TRIBUNMANADO.CO.ID, BITUNG - Agenda rapat dengar pendapat antara PT CONBLOC Indonesia Surya dengan Dewan Perwakilan Rakyat Daerah (DPRD) Kota Bitung mengenai permasalahan ketenagakerjaan yang sempat diundur akhirnya terlaksana.
Pelaksanaan musyawarah di gedung legislator tersebut, Selasa (26/7/2011), menyimpulkan, PT CONBLOC direkomendasikan untuk ditutup operasionalnya di Kota Bitung.
Hal ini dikatakan Ketua Komisi A DPRD Bitung, Laode Sumaila, seusai mendengarkan duduk permasalahan yang dijalankan perusahaan tersebut.
"Diharapkan PT CONBLOC segera memenuhi apa yang sudah dikeluhkan dari dinas tenaga kerja dan perburuhan," tegasnya.
Apabila tidak segera diwujudkan maka PT CONBLOC tidak boleh beroperasi di Kota Bitung. Namun PT CONBLOC tetap diberikan kesempatan waktu luang untuk memperbaiki. "Harus segera diwujudkan dalam jangka waktu yang tidak terlalu lama," ungkapnya.
Kesimpulan tersebut menguap ke permukaan setelah ada pengakuan dari Dinas Tenaga Kerja Kota Bitung yang saat itu diwakili Hari Tania, Pengawas Tenaga Kerja Disnaker Bitung dalam rapat dengar pendapat, bahwa, PT CONBLOC itu tidak pernah melaporkan data-data mengenai perusahaan ke pemerintah daerah. "Padahal sudah diatur dalam perda tapi dilanggar," ungkapnya.
Selain itu, sisi para buruh menganggap PT CONBLOC tersebut telah melanggar Undang-undang Ketenagakerjaan. Hal ini diutarakan Robi Supit, Ketua DPC Federasi Konstruksi Umum dan Informal SBSI Bitung, bahwa, perusahaan tersebut dalam menetapkan penggajian memakai Upah Minimum Regional ketimbang Upah Minimum Provinsi.

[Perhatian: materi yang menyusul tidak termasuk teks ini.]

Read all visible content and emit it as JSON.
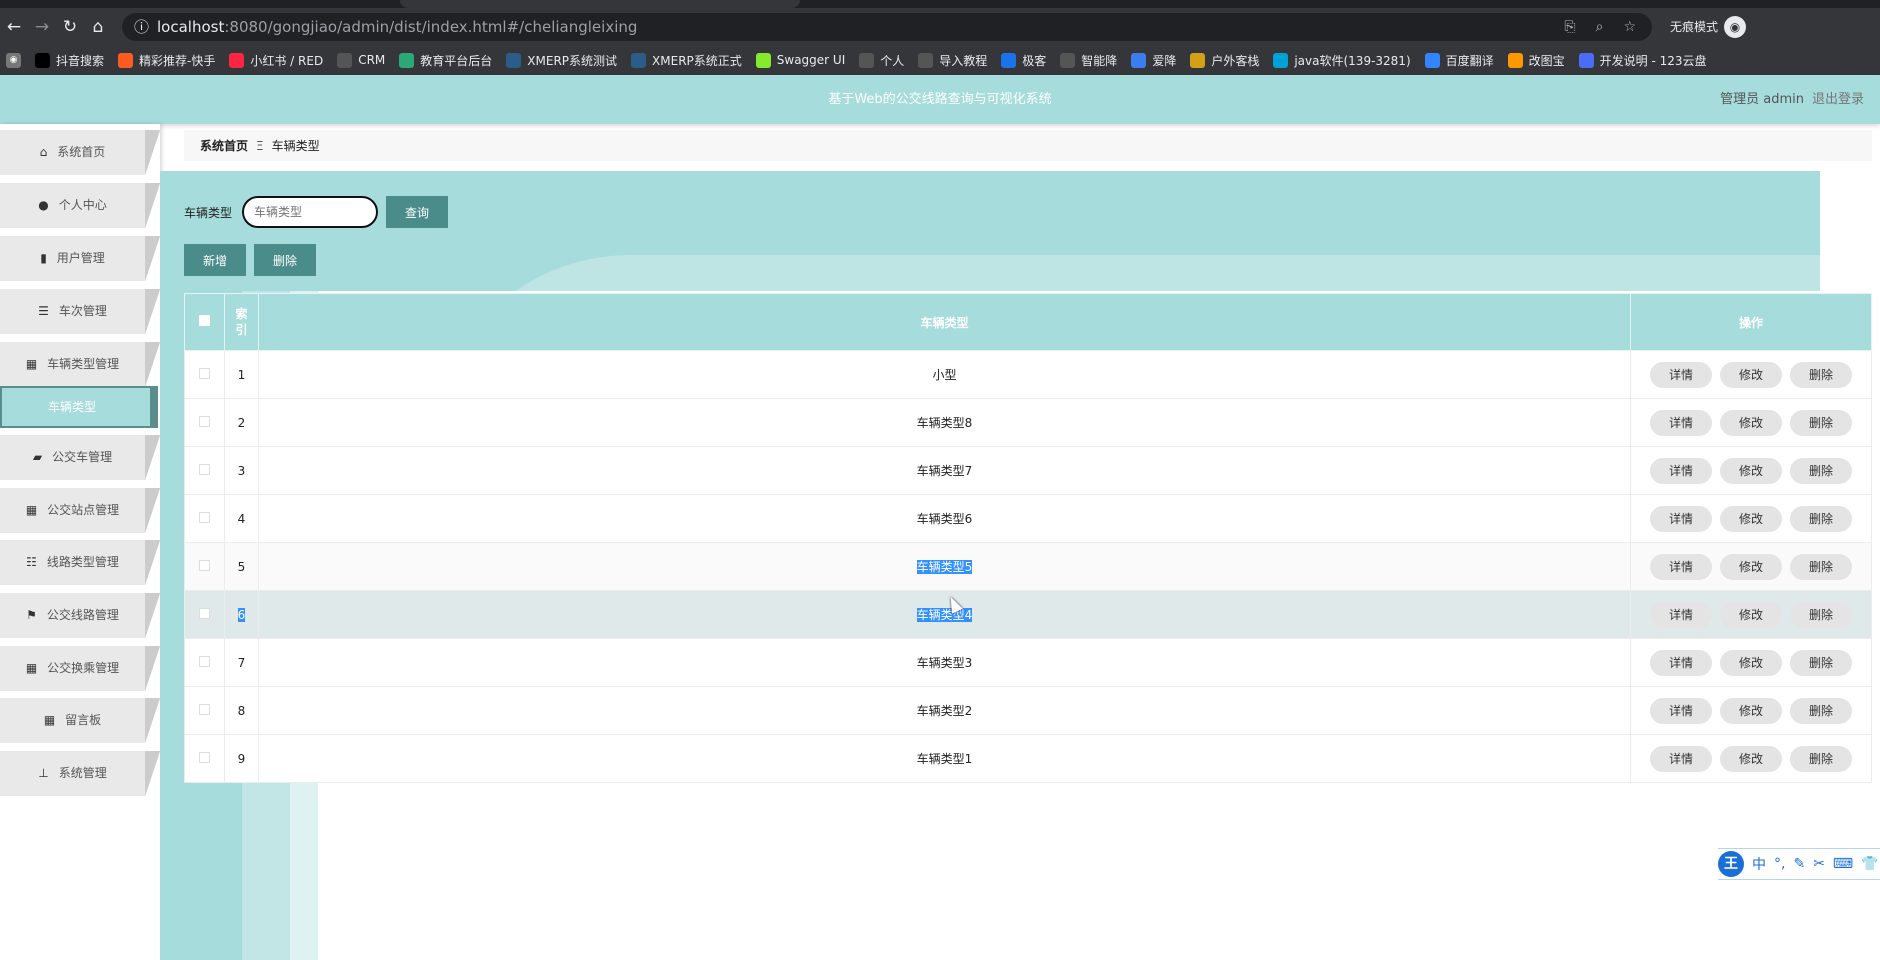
{
  "browser": {
    "url_host": "localhost",
    "url_rest": ":8080/gongjiao/admin/dist/index.html#/cheliangleixing",
    "incognito_label": "无痕模式",
    "bookmarks": [
      {
        "label": "抖音搜索",
        "color": "#000"
      },
      {
        "label": "精彩推荐-快手",
        "color": "#ff5a1f"
      },
      {
        "label": "小红书 / RED",
        "color": "#ff2442"
      },
      {
        "label": "CRM",
        "color": "#555"
      },
      {
        "label": "教育平台后台",
        "color": "#2aa876"
      },
      {
        "label": "XMERP系统测试",
        "color": "#2a5d8a"
      },
      {
        "label": "XMERP系统正式",
        "color": "#2a5d8a"
      },
      {
        "label": "Swagger UI",
        "color": "#85ea2d"
      },
      {
        "label": "个人",
        "color": "#555"
      },
      {
        "label": "导入教程",
        "color": "#555"
      },
      {
        "label": "极客",
        "color": "#1a73e8"
      },
      {
        "label": "智能降",
        "color": "#555"
      },
      {
        "label": "爱降",
        "color": "#3b7cf0"
      },
      {
        "label": "户外客栈",
        "color": "#d4a017"
      },
      {
        "label": "java软件(139-3281)",
        "color": "#00a1d6"
      },
      {
        "label": "百度翻译",
        "color": "#3385ff"
      },
      {
        "label": "改图宝",
        "color": "#ff9800"
      },
      {
        "label": "开发说明 - 123云盘",
        "color": "#4a6cf7"
      }
    ]
  },
  "header": {
    "title": "基于Web的公交线路查询与可视化系统",
    "user": "管理员 admin",
    "logout": "退出登录"
  },
  "sidebar": {
    "items": [
      {
        "label": "系统首页",
        "icon": "⌂"
      },
      {
        "label": "个人中心",
        "icon": "●"
      },
      {
        "label": "用户管理",
        "icon": "▮"
      },
      {
        "label": "车次管理",
        "icon": "☰"
      },
      {
        "label": "车辆类型管理",
        "icon": "▦"
      },
      {
        "label": "公交车管理",
        "icon": "▰"
      },
      {
        "label": "公交站点管理",
        "icon": "▦"
      },
      {
        "label": "线路类型管理",
        "icon": "☷"
      },
      {
        "label": "公交线路管理",
        "icon": "⚑"
      },
      {
        "label": "公交换乘管理",
        "icon": "▦"
      },
      {
        "label": "留言板",
        "icon": "▦"
      },
      {
        "label": "系统管理",
        "icon": "⊥"
      }
    ],
    "active_sub": "车辆类型"
  },
  "breadcrumb": {
    "home": "系统首页",
    "sep": "Ξ",
    "current": "车辆类型"
  },
  "search": {
    "label": "车辆类型",
    "placeholder": "车辆类型",
    "button": "查询"
  },
  "actions": {
    "add": "新增",
    "delete": "删除"
  },
  "table": {
    "headers": {
      "index": "索引",
      "type": "车辆类型",
      "ops": "操作"
    },
    "rows": [
      {
        "i": "1",
        "type": "小型"
      },
      {
        "i": "2",
        "type": "车辆类型8"
      },
      {
        "i": "3",
        "type": "车辆类型7"
      },
      {
        "i": "4",
        "type": "车辆类型6"
      },
      {
        "i": "5",
        "type": "车辆类型5"
      },
      {
        "i": "6",
        "type": "车辆类型4"
      },
      {
        "i": "7",
        "type": "车辆类型3"
      },
      {
        "i": "8",
        "type": "车辆类型2"
      },
      {
        "i": "9",
        "type": "车辆类型1"
      }
    ],
    "op_labels": {
      "detail": "详情",
      "edit": "修改",
      "delete": "删除"
    }
  },
  "ime": {
    "logo": "王",
    "mode": "中",
    "punct": "°,"
  }
}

"Kami para buruh dirugikan. Kami dibayar pakai UMR penghasilan lebih kecil. Padahal industri itu harus beri upah sesuai yang berlaku di Provinsi," tegasnya.
Bahkan, tambahnya. PT CONBLOC tersebut pun mengabaikan kebutuhan para buruh. Semisal mengenai kecelakaan kerja, buruh tidak peroleh jaminan saat terjadi celaka dalam bekerja, perusahaan seolah acuh tak acuh. "Harusnya itu perusahaan diberikan jaminan," tuturnya yang saat itu mengenakan baju kemeja biru.
Bambang Hermanto, Manager PT CONBLOC mendengar keluhan itu tidak dapat berkomentar banyak. Menjawab dengan secara singkat, langsung pada intinya.
"Saya tidak berkompeten menjawab itu. Nanti saya sampaikan ke pimpinan saya. Lalu kenapa tidak pernah lapor tentang perusahaan ke Disnaker Bitung karena semua data tersimpan dipusat, di Jakarta, jadi saya tidak tahu, tidak pernah melapor," ungkapnya.